Rainier Masa, an assistant professor, was selected to attend the Center for AIDS Research (CFAR) Social and Behavioral Sciences Research Network Mentoring Day. The conference, held in Miami Oct. 18-21, provides early career investigators an opportunity to meet with senior-level researchers to share and receive one-on-one mentorship. The daylong orientation also provides a variety of seminars tailored to the mentees’ needs, including crafting a successful NIH grant, mechanisms for support for early career and transitional investigators, HIV research priorities and a brief review of HIV prevention research. During the conference, Masa also presented a poster on the “Effect of a Livelihood Intervention on Food Security of People Living with HIV in Rural Zambia.” This poster was co-authored by Gina Chowa and Victor Nyirenda.

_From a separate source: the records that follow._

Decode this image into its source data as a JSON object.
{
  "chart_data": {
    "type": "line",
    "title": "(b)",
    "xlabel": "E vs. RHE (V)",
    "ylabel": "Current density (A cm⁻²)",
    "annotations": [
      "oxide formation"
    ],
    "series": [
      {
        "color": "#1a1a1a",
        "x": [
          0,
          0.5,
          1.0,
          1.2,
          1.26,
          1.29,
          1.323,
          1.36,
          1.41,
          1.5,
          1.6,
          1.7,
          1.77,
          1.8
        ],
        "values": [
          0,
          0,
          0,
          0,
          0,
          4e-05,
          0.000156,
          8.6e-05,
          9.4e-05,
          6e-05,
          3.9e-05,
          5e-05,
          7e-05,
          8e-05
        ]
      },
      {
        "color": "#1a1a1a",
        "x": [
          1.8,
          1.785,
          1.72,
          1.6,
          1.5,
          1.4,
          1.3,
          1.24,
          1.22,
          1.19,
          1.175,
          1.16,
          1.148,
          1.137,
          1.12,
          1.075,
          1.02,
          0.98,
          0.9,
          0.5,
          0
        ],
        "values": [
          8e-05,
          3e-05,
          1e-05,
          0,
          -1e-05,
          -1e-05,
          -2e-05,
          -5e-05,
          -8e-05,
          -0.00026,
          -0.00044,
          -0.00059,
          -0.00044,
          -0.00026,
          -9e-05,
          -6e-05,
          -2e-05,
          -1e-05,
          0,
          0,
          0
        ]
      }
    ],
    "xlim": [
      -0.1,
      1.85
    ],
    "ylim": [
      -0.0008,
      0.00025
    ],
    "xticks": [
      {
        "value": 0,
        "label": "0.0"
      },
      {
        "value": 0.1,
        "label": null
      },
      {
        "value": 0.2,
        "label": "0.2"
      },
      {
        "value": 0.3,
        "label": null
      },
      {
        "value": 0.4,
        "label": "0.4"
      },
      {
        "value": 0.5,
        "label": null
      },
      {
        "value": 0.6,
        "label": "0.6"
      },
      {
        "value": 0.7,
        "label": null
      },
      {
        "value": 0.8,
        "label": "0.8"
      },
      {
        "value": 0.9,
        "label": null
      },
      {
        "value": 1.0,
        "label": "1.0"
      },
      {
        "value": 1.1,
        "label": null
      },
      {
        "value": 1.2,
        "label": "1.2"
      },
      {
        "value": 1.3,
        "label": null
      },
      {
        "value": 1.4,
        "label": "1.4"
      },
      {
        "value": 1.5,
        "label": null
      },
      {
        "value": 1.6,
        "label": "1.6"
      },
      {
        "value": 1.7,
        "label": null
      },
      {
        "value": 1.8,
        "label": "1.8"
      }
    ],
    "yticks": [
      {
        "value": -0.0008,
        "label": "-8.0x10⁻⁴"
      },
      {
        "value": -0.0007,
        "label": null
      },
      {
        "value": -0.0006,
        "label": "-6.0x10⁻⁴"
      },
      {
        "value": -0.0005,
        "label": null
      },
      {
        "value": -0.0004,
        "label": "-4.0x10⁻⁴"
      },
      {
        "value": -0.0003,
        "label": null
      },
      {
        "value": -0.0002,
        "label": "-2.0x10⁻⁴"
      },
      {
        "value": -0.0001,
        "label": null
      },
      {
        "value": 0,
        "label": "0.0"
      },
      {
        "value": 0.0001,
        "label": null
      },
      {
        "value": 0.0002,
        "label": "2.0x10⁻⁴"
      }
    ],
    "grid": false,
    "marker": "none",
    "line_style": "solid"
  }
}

Congratulations to our staff members who have earned Star Heel recognition for excellence in service to their division and to the University. Carolyn Adams, John Anderson, Cindy Justice, Ruth Morgan and Diane Wyant were named as Star Heels for fall 2016 (John, Cindy and Ruth are pictured here). Thanks for all that you do!
Sara Harwood Mitra, research project manager for Global Social Development Innovations, represented GSDI for two poster presentations at the 144th annual meeting of the American Public Health Association in Denver, Colo., Oct. 29-Nov. 2. Rainier Masa and Gina Chowa, associate professor and director of GSDI, authored the posters, “Food insecurity and sexual risk taking among adolescent girls and boys in Ghana,” and “Food insecurity and parent-youth relationship in Ghana.”
Rebecca Macy, the L. Richardson Preyer Distinguished Chair for Strengthening Families, participated in an invited, national meeting on Nov. 11, in Washington, D.C., focused on advancing community-based participatory research methods in the development of intimate partner violence studies and evidence. The meeting was hosted by the National Resource Center on Domestic Violence, which works to improve community response to domestic violence and, ultimately, prevent its occurrence.
Several years ago, the School of Social Work deemed November “Wellness Month” as a reminder that professional self-care is a survival skill for social workers and social work students. To help students alleviate stress, the School’s Office of Student and Academic Affairs provided additional support over the past few weeks, including healthy snacks, hot teas, and hot chocolate. In addition, students were encouraged to take occasional breaks from their many assignments and participate in activities such as mindful coloring or a game of cornhole. Thanks to Annie Francis, coordinator of student affairs, and to MSW students Britnie Hopkins, Bethany Bivens and Megan Cooper for helping to coordinate the many activities.